City Commission Holds Doubleheader Monday on Strategic Action Plan, Housing

Traverse City commissioners have a rare doubleheader Monday with two meetings planned for the full board, including a 3:30pm study session at the Traverse City Senior Center on next steps for the city’s strategic action plan and a 7pm joint meeting with planning commissioners at the Governmental Center to hear from local experts on tools to address housing availability and affordability.

Strategic Action Plan
City commissioners will kick off the day Monday with an afternoon study session on the city’s new strategic action plan, which was adopted in June. The plan – created after multiple community surveys, think tanks, visioning sessions, stakeholder meetings, and focus groups – lists six strategic “pillars” or focus areas. Each of those areas supports a vision of an “equitable and sustainable” Traverse City. The pillars include “proactively manage urban design,” “strengthening placemaking and neighborhood character,” “building thriving year-round economy,” “supporting environmental sustainability,” “fostering a regional collaborative approach,” and “creating a complete community.”

Monday’s meeting will be the first focused session on implementing the plan, according to Interim City Manager Benjamin Marentette. David Beurle of Future iQ – the consulting firm that assisted in the plan’s creation – will lead commissioners through a public process to develop objectives and key results, or OKRs. OKRs are a common goal-setting framework used by many corporations, nonprofits, and government groups. Objectives are the aspirational goals an organization wants to achieve, while key results are measurable outcomes that track progress toward those goals.

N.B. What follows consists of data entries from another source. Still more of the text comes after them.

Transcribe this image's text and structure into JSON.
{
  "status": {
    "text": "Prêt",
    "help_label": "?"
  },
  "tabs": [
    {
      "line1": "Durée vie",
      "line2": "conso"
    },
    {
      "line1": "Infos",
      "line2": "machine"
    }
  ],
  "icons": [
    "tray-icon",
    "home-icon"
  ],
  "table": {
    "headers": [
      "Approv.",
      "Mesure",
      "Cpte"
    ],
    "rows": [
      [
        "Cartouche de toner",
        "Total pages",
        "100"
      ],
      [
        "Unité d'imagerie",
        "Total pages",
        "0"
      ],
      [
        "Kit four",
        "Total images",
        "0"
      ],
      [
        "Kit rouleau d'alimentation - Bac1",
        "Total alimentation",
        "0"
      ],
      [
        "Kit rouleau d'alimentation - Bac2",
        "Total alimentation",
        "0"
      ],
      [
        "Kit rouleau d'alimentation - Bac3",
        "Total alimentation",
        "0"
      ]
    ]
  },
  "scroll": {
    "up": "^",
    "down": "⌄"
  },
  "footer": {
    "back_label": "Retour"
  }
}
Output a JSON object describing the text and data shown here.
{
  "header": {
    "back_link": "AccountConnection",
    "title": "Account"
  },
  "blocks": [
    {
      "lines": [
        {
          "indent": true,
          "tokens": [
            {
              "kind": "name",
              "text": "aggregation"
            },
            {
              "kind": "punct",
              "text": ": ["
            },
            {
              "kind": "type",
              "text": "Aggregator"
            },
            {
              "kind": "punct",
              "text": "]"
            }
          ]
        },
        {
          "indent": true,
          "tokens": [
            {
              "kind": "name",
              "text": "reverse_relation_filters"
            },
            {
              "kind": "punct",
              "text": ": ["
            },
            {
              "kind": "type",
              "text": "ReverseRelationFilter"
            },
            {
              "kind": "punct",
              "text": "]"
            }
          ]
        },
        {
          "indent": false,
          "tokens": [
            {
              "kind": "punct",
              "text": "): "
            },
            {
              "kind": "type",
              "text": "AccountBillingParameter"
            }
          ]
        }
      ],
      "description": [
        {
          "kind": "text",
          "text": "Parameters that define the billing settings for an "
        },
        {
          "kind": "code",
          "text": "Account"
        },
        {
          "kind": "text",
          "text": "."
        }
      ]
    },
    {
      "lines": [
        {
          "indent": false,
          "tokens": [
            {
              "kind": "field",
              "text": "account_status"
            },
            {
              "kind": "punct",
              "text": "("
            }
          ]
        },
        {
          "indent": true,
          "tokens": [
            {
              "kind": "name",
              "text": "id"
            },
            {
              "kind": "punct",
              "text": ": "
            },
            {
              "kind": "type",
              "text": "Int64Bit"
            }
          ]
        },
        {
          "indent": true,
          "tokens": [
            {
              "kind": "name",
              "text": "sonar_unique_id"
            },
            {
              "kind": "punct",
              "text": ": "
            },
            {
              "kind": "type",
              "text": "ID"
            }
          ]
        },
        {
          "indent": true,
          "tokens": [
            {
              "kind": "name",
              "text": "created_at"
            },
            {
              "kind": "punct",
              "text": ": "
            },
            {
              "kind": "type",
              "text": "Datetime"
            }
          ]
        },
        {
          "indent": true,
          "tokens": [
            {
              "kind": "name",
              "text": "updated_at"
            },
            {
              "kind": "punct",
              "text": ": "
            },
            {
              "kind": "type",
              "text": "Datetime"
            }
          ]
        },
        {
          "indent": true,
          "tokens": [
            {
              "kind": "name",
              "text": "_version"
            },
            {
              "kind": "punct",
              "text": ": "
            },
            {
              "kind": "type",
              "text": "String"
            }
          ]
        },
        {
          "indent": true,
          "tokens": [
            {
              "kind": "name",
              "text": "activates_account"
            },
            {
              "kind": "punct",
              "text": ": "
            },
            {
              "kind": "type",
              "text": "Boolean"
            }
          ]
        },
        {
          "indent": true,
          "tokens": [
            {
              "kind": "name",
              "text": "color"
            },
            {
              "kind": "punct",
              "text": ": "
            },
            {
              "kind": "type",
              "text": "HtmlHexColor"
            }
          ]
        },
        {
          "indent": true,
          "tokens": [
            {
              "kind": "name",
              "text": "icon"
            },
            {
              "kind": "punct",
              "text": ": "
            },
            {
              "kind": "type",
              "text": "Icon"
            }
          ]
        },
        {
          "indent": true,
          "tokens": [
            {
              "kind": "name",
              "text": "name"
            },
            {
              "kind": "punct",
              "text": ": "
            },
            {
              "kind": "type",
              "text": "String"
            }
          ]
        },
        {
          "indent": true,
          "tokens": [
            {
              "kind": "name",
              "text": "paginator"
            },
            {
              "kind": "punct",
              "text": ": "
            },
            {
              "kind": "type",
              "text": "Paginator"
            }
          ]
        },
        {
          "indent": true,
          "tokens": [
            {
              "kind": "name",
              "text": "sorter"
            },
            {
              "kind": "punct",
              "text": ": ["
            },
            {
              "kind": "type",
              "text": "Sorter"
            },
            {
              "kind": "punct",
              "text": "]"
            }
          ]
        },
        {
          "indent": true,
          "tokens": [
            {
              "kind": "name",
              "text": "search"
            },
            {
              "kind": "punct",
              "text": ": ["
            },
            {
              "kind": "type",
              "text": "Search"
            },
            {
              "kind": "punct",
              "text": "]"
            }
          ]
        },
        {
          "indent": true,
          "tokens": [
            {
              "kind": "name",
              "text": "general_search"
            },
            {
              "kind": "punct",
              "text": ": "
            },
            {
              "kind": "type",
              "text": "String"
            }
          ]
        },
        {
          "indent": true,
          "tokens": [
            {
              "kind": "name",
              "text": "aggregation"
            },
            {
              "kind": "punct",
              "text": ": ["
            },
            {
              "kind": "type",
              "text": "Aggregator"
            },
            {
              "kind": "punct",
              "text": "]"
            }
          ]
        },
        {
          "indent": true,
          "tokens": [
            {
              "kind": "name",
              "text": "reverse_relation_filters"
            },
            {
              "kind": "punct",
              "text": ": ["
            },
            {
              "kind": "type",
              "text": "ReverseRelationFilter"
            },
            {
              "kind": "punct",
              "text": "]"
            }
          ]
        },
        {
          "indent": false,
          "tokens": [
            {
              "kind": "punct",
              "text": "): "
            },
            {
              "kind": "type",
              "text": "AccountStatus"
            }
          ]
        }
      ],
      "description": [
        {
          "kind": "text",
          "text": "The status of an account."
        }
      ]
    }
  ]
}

Marentette says the city’s OKRs will reflect “both community priorities and organizational needs” and serve as the city’s north star. “My hope is that the OKRs will guide allocation of city resources in terms of funding and human capital,” he wrote to commissioners. “My intention is for the OKRs to assist my co-creation, along with each department director, of their department-level work plans and criteria around which future performance evaluations will be centered.” The process will take the strategic action plan and translate it into “clear, measurable outcomes to guide the city’s work,” Marentette says.

Marentette outlined a schedule for the OKRs process. Taking input from Monday’s meeting and commission questionnaires, an implementation framework will be developed through the fall. The OKRs will be finalized in December-January, with a public meeting planned to share the results. The final OKRs will be “integrated into the city’s long-term strategy, accountability systems, and budget process,” Marentette says.

Housing
City commissioners and planning commissioners will come together for a rare joint meeting Monday evening to hear from a range of local housing experts on tools and policies the city can consider using to address housing availability and affordability.

The guest speakers will present on multiple topics related to housing. Liz Keegan of Fair Housing Center of West Michigan will discuss the federal Fair Housing Act, which Traverse City is required to be trained on since it now receives Community Development Block Grant funds. The presentation will include “an overview of the act, how communities may violate the law in their decision making, the historical abuses necessitating the act, and how the city can take steps to make sure they remain compliant,” according to a memo from City Planning Director Shawn Winter.

Tony Lentych of the Michigan State Housing Development Authority – who previously served as executive director of the Traverse City Housing Commission – will discuss the “statewide housing plan, programs and resources to help achieve the goals and objectives of the plan, and data sources to help better understand the housing ecosystem,” according to Winter. Sarah Lucas of the Office of Rural Prosperity will discuss the role of her organization in serving as an “advocate for the needs of our rural communities” and assisting communities with data, visioning, and planning, Winter says.

Susan Leithauser-Yee of Housing North will discuss neighborhood enterprise zones, which provide tax incentives for developing and rehabilitating residential housing. The presentation “will provide an overview of the act's objectives and how the city can utilize this tool to address their housing needs,” Winter states.

Finally, City Attorney Lauren Trible-Laucht will discuss the Attainable Housing Facilities Act (AHFA) and Residential Housing Facilities Act (RHFA), two pieces of 2022 legislation that “intended to address housing availability and affordability by creating a tax incentive program local units of government can enact to support their own goals,” Winter says. The primary difference between the two is that AHFA applies to projects of four or fewer dwelling units, while RHFA applies to projects with five or more units. Both acts require establishing geographic districts where the incentives would apply.

Acknowledging that addressing housing availability and affordability is a “complex issue,” Winter says the goal of Monday’s meeting is to “develop an agreed upon direction of which, if any, programs and incentives the city commission, planning commission, administration, and staff would support moving forward.”